Подойдя к своему столу, завуч указала Ане на кресло тёмного дерева. Да, уж лучше той было присесть. И не забыть закрыть рот. Так действовала необычность всего увиденного.
– Какая самостоятельная. Одна, без родителей? – с явным одобрением спросила Марина Марковна.
Речь звучала мягко, бархатисто, улыбка добавляла удовольствия слышать её голос. Даже не черты лица, а именно эта улыбка: по щедрости предназначенная миру и тебе в этом мире, делала её схожей с бесподобной душечкой Мэрилин. Губы цвета персика двигались энергично, как видно, по профессиональной привычке работать над произношением.
– Они на работе, – ответствовала ученица еле слышно, переведя взгляд с чудесной картины на очень светлые, легко уложенные локоны живой леди. Возможно, она была мамой нарисованной девочки и задержалась в прихожей, надевая шляпку, когда дочь уже вышла на крыльцо.
– Ясно, – сказала завуч, усаживаясь на своё место, держа спину по-балетному прямой.
– Ну что же, набор на следующий учебный год ещё идёт, но желающих очень много, – с ударением на «очень». – Наша школа – всего одна, и у нас конкурс. С английским у вас как? – неожиданно строго спросила она.
– Хорошо. И… это мой любимый предмет, – волна беспокойства и неуверенности, накрывшая ученицу, когда та ещё только готовилась постучать в кабинет завуча, чего в жизни не делала, вдруг улеглась с этими словами.

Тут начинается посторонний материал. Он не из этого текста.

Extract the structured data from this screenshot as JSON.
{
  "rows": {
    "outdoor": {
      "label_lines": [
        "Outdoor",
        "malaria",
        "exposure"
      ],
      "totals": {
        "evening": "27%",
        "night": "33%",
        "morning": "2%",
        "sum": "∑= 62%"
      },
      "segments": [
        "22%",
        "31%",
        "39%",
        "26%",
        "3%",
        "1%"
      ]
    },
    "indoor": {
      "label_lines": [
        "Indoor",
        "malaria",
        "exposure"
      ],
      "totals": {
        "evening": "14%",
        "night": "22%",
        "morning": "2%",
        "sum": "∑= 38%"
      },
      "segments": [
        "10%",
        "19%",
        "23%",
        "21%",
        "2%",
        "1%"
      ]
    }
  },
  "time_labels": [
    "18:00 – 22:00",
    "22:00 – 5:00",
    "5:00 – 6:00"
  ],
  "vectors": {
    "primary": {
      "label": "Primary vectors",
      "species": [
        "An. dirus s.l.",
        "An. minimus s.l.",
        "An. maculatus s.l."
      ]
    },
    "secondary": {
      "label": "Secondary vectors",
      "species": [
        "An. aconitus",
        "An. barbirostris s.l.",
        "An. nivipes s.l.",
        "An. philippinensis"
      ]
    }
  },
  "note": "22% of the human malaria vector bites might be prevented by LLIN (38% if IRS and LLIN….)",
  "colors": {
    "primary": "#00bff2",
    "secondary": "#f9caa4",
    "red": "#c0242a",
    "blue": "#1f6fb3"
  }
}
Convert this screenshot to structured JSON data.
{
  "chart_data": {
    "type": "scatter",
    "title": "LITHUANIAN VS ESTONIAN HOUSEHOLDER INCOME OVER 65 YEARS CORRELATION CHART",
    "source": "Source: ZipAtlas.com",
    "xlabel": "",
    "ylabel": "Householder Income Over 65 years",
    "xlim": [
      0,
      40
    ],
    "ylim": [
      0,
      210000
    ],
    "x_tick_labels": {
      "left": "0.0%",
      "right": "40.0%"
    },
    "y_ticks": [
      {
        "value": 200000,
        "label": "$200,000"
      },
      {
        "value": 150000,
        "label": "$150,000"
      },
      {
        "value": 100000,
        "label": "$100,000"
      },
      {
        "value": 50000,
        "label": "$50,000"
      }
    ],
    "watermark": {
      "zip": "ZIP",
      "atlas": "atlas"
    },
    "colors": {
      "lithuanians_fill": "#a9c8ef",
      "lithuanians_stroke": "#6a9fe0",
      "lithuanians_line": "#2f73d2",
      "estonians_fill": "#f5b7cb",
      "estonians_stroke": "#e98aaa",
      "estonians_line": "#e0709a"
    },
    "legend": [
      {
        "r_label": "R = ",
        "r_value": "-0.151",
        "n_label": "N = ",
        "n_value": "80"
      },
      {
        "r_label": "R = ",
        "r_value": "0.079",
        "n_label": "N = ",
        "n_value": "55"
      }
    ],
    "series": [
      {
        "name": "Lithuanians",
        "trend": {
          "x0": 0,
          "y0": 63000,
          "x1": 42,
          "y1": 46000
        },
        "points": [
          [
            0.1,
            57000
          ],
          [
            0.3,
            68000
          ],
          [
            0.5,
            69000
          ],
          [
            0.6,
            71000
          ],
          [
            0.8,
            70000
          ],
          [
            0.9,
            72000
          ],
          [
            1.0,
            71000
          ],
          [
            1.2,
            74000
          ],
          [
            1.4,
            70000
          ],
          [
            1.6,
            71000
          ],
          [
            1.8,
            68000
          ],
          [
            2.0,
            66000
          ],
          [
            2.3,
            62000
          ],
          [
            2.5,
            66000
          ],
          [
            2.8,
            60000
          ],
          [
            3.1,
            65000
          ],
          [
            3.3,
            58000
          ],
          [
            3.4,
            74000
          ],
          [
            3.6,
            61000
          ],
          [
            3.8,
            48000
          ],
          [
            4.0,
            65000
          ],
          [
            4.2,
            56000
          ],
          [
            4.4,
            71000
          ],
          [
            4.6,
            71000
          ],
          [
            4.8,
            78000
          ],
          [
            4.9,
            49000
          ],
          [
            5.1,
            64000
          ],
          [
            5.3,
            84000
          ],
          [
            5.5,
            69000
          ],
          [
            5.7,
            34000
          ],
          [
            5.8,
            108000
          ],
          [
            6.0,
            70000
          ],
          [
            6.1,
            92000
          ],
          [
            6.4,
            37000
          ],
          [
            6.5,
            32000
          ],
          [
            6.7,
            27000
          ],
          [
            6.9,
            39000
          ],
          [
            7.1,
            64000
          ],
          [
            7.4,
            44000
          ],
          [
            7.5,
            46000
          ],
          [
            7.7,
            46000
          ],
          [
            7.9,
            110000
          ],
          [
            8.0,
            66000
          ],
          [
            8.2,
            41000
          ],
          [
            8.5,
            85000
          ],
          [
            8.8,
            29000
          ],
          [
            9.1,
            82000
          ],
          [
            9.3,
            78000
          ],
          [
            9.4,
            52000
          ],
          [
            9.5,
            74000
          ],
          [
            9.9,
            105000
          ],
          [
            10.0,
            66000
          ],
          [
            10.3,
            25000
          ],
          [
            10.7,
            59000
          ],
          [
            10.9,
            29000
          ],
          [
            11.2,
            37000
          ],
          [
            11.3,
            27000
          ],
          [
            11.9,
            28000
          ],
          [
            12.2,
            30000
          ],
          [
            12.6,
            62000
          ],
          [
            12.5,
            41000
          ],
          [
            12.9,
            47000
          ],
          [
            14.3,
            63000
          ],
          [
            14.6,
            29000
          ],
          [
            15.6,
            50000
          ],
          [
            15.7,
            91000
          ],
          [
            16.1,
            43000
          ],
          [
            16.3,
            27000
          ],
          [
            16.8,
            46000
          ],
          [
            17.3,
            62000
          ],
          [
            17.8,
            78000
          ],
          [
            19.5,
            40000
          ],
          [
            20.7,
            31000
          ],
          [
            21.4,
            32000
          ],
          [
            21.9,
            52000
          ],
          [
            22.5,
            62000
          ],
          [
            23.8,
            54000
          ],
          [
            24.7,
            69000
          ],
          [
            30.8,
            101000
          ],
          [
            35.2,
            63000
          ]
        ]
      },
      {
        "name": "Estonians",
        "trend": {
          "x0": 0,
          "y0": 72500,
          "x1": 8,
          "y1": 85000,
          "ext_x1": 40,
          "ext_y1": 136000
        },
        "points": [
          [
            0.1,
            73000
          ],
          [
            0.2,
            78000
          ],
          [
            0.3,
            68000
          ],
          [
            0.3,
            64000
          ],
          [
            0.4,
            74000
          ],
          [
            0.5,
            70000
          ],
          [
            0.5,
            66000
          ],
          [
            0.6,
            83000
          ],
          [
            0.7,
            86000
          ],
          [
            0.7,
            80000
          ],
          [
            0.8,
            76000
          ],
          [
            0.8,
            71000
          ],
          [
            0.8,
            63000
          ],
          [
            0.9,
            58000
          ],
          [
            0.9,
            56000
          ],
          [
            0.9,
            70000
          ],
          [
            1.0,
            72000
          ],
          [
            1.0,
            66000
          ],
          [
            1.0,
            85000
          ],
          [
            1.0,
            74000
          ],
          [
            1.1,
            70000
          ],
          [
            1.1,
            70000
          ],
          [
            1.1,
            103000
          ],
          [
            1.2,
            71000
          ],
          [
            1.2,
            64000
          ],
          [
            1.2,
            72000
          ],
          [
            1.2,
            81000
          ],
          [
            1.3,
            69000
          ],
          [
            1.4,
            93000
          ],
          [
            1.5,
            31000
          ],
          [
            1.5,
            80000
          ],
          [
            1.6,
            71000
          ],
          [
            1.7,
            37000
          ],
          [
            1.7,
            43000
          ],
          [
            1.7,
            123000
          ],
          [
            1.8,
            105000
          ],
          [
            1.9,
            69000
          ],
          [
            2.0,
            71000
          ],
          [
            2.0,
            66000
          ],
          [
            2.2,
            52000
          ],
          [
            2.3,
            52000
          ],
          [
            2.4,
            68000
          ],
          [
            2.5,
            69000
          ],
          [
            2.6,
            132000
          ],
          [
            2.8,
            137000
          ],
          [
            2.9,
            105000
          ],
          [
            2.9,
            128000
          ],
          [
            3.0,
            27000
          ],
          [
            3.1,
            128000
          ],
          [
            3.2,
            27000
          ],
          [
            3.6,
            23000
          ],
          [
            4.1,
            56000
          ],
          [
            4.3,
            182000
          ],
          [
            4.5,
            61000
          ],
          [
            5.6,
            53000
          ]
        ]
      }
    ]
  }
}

– Прекрасно, нужны только документы от вас. Пусть родители подпишут заявление – вот. В следующий раз принесите с ним табель, медсправку…
«… и звёзды?»
– Пройдёте собеседование, и всё.
«И всё. Всё просто!» Аня вышла из кабинета ошеломлённая, не зная, куда идти дальше. Как девочка, шагнувшая за порог дома в редкий по красоте сад, одна, без мамы. Внутри запрыгало что-то ликующее, что-то из Штрауса.
«Голос у Марины Марковны такой мелодичный, под него хочется танцевать, и лицо – всё время улыбается. Хочу учиться в этой школе!»
Окинув взглядом пустой светлый коридор с высоким потолком и большими окнами, Аня встала по центру, вытянулась в струну, как нарисованная, раскинув в стороны руки крыльями, сделала плавную ласточку и закрутилась в пируэте. В зимних сапогах на толстом меху он был коротким, но голова всё равно слегка закружилась.
«А что такое "собеседование"?»
Перемена давно закончилась, в коридорах тишина. И внутри – тоже. Тихо. Первое волнение улеглось, вроде покой. Но странный. Как сжатая пружина. Как перед прыжком через что-то огромное, чего она не знала. Но страшно хотелось разбежаться и перепрыгнуть!
Вместо этого ступала благоговейно, будто по музейному паркету или по только что народившемуся льду, в своих глупеньких ярко-красных сапожках с чуть загнутыми носками. Вчера ещё они были в общем-то ничего, а сейчас горели на ногах стрёмно-детсадовскими.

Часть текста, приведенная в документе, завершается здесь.